Rupture de la gaine de myéline secondaire à l’atteinte axonale
Dans les neuropathies axonales, la gaine de myéline n’est pas la cible initiale de l’agression, mais elle subit rapidement les conséquences de la dégénérescence axonale. Les cellules de Schwann, qui produisent et entretiennent la myéline, dépendent d’un dialogue étroit avec l’axone pour maintenir leur différenciation. Quand l’axone se fragmente, ce dialogue trophique est rompu, entraînant une démyélinisation dite secondaire.

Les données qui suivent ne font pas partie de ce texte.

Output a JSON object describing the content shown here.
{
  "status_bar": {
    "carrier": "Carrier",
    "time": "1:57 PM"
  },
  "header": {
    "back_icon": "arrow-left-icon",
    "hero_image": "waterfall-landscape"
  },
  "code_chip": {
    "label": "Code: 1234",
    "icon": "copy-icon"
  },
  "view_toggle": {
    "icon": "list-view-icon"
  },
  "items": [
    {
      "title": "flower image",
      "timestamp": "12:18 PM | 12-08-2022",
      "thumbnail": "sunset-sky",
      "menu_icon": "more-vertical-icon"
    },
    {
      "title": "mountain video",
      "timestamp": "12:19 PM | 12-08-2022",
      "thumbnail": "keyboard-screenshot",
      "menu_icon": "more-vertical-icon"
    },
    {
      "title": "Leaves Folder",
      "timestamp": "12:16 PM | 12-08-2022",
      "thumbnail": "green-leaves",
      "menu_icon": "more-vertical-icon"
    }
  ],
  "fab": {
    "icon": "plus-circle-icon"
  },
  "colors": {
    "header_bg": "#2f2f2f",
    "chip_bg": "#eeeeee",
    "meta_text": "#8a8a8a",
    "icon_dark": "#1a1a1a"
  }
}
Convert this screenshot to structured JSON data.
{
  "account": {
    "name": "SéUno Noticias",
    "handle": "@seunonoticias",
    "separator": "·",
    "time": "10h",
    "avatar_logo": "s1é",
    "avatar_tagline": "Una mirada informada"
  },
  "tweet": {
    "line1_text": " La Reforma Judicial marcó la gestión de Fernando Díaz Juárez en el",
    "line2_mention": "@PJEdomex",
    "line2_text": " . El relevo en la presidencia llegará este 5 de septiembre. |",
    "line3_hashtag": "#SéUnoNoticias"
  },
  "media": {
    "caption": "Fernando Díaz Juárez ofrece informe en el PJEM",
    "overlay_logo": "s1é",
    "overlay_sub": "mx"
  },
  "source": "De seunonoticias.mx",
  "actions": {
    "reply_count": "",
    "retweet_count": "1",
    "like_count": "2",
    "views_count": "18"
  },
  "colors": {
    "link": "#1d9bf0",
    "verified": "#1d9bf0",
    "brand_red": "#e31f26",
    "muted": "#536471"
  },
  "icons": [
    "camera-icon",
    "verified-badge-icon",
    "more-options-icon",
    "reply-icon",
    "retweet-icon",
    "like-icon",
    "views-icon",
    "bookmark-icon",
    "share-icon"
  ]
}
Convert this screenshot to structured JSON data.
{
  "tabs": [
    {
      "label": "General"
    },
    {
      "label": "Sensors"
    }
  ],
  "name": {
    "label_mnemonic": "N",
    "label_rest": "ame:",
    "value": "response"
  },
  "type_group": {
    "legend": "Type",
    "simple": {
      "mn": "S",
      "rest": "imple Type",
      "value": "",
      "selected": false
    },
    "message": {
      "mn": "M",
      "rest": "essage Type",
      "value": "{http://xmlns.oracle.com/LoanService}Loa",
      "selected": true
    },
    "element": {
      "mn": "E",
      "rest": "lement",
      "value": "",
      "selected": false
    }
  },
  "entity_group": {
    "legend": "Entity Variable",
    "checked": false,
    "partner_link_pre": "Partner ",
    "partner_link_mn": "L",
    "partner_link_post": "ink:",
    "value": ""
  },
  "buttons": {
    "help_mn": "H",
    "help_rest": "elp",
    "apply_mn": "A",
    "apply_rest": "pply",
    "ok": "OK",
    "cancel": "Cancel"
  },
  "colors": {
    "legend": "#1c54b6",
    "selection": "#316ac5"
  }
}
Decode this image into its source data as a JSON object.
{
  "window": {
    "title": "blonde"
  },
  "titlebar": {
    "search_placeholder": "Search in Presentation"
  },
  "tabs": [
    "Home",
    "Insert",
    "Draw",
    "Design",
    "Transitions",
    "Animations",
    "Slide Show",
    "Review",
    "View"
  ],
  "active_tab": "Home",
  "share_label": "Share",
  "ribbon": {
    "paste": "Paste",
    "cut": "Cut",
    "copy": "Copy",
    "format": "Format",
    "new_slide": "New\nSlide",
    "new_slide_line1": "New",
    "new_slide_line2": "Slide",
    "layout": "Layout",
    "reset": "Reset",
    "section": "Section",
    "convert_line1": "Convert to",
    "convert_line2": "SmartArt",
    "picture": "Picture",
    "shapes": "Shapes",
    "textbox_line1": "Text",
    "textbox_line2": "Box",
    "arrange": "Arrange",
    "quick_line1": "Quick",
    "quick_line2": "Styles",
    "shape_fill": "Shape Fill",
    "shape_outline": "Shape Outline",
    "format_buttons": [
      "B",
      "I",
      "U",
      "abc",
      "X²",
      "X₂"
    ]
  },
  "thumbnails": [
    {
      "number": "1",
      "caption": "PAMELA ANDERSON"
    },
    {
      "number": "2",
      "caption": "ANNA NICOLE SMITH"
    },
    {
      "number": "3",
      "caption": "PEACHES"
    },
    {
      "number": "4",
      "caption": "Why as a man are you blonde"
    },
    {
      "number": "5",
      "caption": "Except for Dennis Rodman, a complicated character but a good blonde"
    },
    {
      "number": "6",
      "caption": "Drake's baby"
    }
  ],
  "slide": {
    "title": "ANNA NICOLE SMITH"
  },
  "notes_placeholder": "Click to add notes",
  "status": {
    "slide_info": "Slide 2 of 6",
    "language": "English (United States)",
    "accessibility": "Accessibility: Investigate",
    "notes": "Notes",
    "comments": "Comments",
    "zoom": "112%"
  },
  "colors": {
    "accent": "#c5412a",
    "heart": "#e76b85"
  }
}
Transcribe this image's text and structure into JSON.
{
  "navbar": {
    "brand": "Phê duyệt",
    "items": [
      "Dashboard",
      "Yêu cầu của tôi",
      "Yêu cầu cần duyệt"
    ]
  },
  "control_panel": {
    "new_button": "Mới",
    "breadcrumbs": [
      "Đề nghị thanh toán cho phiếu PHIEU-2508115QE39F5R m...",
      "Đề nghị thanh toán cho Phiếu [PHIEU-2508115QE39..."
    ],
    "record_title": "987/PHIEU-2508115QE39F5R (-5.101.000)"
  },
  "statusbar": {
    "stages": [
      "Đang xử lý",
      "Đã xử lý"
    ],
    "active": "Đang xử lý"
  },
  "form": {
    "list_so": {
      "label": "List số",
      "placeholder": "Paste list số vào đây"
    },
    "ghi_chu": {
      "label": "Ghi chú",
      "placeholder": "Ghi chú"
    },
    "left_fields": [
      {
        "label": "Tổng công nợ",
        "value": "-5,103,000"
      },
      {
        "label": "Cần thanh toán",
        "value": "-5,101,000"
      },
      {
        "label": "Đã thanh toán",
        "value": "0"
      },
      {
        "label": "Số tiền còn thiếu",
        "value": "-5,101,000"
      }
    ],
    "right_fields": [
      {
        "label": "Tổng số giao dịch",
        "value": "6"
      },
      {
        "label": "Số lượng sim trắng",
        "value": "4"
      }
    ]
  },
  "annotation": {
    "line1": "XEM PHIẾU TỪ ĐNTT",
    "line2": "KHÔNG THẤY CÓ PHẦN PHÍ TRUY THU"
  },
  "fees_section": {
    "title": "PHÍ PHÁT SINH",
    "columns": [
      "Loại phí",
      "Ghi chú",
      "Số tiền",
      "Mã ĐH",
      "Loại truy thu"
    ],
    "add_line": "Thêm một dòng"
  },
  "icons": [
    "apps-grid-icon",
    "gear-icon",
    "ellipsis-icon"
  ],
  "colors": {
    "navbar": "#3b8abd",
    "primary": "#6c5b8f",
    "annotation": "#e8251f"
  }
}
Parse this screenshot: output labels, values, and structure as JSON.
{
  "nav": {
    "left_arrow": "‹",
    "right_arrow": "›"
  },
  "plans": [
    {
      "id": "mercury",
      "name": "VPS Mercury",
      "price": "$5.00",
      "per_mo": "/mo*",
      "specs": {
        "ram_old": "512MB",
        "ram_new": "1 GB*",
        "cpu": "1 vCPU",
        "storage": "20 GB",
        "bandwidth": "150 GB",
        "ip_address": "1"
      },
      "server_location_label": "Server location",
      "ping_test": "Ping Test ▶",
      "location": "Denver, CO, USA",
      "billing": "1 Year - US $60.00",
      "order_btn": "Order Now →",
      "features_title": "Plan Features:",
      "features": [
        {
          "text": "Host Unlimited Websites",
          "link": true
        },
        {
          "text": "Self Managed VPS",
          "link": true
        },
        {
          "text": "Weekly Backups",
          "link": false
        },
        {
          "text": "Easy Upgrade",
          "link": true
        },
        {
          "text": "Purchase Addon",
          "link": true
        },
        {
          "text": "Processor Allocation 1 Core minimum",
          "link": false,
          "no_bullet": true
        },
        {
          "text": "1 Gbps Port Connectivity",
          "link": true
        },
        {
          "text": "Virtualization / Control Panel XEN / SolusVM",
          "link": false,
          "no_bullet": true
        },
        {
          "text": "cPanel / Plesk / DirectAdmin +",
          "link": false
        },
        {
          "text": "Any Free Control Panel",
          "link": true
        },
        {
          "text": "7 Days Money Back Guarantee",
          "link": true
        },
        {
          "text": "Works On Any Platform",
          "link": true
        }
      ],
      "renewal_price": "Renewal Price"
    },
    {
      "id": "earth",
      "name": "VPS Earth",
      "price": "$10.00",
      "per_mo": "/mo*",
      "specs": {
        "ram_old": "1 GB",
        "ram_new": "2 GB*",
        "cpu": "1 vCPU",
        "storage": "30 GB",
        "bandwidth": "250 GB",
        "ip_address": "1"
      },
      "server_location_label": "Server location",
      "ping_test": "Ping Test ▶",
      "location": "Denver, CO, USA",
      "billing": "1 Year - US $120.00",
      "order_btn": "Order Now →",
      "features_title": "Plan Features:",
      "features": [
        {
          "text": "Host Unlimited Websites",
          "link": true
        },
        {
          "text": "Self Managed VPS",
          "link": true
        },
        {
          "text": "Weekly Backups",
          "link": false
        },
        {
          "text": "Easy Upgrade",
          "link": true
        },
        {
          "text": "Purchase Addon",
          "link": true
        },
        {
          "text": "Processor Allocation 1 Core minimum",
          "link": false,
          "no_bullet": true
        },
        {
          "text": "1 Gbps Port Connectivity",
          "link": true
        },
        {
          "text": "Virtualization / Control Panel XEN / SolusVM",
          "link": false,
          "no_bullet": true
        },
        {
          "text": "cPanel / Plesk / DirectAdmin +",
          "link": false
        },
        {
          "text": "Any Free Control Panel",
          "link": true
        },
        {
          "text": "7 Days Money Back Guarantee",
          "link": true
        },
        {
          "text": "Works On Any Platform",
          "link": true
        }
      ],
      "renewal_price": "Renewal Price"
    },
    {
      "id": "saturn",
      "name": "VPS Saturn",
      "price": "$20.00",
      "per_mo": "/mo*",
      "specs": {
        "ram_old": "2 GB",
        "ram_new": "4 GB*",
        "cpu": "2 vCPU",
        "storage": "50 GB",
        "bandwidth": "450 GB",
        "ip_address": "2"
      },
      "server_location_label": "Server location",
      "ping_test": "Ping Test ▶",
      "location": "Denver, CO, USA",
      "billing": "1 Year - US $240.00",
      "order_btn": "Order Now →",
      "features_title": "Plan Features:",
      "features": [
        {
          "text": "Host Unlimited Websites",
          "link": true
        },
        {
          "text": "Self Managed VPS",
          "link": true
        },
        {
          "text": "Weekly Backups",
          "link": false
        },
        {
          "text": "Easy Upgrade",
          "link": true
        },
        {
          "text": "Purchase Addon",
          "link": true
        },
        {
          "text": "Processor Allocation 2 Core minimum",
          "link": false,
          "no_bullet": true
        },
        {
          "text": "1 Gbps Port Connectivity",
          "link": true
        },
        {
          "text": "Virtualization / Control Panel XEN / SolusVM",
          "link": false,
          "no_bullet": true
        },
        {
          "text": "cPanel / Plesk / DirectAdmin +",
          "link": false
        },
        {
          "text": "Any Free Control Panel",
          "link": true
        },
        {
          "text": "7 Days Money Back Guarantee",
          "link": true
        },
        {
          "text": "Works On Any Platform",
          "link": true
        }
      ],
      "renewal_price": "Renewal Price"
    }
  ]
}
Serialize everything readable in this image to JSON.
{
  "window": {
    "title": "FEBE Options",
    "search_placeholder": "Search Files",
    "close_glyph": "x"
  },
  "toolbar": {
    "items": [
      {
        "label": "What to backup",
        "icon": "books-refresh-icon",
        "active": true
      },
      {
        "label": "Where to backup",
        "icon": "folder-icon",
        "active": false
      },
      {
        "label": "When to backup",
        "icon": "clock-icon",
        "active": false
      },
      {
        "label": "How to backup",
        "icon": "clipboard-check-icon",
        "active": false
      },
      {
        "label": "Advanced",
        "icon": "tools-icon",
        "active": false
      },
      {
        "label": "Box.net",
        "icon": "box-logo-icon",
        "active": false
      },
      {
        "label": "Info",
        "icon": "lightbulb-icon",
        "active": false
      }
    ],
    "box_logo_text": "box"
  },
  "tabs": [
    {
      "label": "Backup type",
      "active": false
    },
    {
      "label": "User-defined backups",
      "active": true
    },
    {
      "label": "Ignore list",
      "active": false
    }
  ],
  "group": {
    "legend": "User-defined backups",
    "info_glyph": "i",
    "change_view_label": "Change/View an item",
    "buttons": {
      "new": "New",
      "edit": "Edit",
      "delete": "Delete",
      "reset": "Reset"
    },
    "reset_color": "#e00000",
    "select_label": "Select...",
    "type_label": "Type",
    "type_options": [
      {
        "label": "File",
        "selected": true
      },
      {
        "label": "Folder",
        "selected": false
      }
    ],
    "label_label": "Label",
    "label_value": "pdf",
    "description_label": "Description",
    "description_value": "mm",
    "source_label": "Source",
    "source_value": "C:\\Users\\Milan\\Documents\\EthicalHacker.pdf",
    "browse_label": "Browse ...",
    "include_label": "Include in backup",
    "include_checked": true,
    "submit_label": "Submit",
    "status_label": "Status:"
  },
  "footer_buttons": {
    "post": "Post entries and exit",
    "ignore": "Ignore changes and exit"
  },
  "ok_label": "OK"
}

Au cours de la dégénérescence wallérienne, l’axone distal se désintègre, puis la gaine de myéline se rompt en « bourrelets » successifs avant d’être phagocytée par les macrophages. Ce phénomène n’est pas anodin : la perte de myéline aggrave le ralentissement de la conduction nerveuse et contribue aux déficits moteurs et sensitifs. On observe ainsi, à l’électroneuromyographie, une réduction des amplitudes des potentiels d’action, parfois associée à une légère diminution des vitesses de conduction, reflet de cette atteinte mixte axono-myélinique.
La démyélinisation secondaire conditionne aussi le potentiel de régénération. Pour qu’un axone puisse repousser efficacement, il doit retrouver un « tube » de myéline intact jouant le rôle de rail de guidage. Lorsque la gaine est trop altérée ou remplacée par du tissu fibreux, la repousse axonale est désorganisée, source de séquelles définitives et, parfois, de douleurs neuropathiques chroniques. On comprend ainsi pourquoi la précocité de la prise en charge des neuropathies axonales influence fortement le pronostic fonctionnel.
Activation des métalloprotéases et dégradation protéique
Un autre mécanisme clé de la neuropathie axonale réside dans l’activation de systèmes protéolytiques, en particulier les métalloprotéases matricielles (MMP) et les calpaïnes. Sous l’effet du stress oxydatif, de l’inflammation ou de la toxicité métabolique, ces enzymes sont activées et dégradent les protéines structurales des axones et de la matrice extracellulaire. Le cytosquelette axonal, composé de microtubules, de neurofilaments et d’actine, est ainsi progressivement désorganisé.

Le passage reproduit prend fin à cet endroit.